Pain for Canada, Vietnam, Mexico

Trump's use of tariffs has been a hallmark of his second term, presenting new obstacles to businesses already struggling with disrupted supply chains, soaring costs and consumer uncertainty. His administration has highlighted the surge in duties paid into government coffers.

The action imposes additional tariffs on Canada, the largest supplier of softwood lumber to the U.S., where producers already face combined U.S. anti-dumping and anti-subsidy tariffs of approximately 35% due to a long-standing dispute over timber harvested from Canadian public lands.

Canada, which hopes to negotiate U.S. tariff reductions through a broader revamp of the 2020 U.S.-Mexico-Canada Agreement on trade, has said it will provide up to CA$1.2 billion ($870 million) in aid to its softwood lumber producers to help them cope with the prior duties.

Mexico and Vietnam are emerging as significant suppliers of wooden furniture to the U.S. after Trump imposed tariffs of up to 25% on Chinese furniture products during his first term, starting in 2018 – duties that have since been increased to approximately 55% and could nearly double for cabinets and vanities.

Trump's proclamation offered some countries that have struck tariff-reducing trade deals with the U.S. some relief from the higher duties on wood products.
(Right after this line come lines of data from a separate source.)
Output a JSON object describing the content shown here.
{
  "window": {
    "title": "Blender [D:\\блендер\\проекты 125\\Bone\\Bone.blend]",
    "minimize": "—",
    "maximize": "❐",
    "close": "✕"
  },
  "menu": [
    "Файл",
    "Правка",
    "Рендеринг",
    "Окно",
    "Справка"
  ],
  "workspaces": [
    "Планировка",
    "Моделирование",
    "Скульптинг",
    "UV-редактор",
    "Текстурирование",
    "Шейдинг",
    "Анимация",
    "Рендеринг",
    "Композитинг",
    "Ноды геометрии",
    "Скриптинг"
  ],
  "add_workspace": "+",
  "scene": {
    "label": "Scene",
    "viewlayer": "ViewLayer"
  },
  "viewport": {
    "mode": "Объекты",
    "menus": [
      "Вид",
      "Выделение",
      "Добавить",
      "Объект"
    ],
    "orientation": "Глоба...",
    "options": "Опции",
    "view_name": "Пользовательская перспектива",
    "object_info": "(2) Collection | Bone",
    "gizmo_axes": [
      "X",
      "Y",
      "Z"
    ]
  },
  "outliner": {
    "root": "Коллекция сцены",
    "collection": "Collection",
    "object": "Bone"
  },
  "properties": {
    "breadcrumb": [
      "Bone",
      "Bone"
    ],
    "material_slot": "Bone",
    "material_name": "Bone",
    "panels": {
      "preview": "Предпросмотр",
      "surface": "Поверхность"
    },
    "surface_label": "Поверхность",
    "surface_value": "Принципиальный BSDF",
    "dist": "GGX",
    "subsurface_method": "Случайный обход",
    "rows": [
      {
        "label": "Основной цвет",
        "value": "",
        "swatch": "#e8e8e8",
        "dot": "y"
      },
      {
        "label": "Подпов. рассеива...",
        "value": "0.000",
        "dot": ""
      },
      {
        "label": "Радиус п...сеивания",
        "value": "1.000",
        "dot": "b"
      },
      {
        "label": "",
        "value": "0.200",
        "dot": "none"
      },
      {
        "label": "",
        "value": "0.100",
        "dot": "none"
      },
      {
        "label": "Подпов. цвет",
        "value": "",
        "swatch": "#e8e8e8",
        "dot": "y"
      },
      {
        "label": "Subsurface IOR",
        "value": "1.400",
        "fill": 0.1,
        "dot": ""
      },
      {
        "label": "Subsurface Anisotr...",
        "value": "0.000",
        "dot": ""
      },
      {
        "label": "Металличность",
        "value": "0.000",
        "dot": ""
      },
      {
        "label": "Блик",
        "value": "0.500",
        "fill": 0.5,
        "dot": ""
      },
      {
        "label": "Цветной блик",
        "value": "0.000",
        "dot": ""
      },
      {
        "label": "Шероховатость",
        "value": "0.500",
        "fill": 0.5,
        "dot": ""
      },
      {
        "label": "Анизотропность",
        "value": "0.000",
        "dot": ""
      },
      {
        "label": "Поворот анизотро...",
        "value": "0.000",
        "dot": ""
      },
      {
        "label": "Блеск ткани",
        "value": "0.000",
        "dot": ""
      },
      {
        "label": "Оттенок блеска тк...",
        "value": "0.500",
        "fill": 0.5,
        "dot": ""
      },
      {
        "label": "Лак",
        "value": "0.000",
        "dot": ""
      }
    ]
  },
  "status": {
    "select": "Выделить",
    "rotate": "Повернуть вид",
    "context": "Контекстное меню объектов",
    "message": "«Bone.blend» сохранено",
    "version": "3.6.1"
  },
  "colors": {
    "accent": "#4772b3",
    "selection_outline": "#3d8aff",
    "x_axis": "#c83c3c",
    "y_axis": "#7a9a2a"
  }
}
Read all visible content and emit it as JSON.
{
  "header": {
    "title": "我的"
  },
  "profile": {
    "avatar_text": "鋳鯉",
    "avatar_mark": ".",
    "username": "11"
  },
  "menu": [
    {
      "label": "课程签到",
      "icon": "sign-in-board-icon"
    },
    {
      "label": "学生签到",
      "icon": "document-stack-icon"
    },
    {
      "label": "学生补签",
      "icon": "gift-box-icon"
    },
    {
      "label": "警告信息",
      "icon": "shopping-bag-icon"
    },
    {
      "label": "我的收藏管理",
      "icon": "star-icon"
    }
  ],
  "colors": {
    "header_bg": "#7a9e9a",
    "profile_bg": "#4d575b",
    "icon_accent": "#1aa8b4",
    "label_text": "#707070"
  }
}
It said that U.S. tariffs on wood products from Britain would be capped at 10% and those from the European Union and Japan would be capped at 15% – rates in line with the base tariff rate in those framework agreements.

However, Trump's statement made no mention of his trade deal with Vietnam, which included a 20% tariff rate in July, an agreement that has not yet been formally documented.

In April, after the Commerce Department initiated a national security probe into U.S. lumber imports, the U.S. Chamber of Commerce announced its opposition to any restrictions on imports of timber, lumber, and their derivative products, including wood pulp, paper and cardboard.

"Imports of these goods do not represent a national security risk," the chamber wrote. "Imposing tariffs on these goods would raise costs for U.S. businesses and home construction, undermine the export success enjoyed by the U.S. paper industry and reduce incomes in many U.S. communities."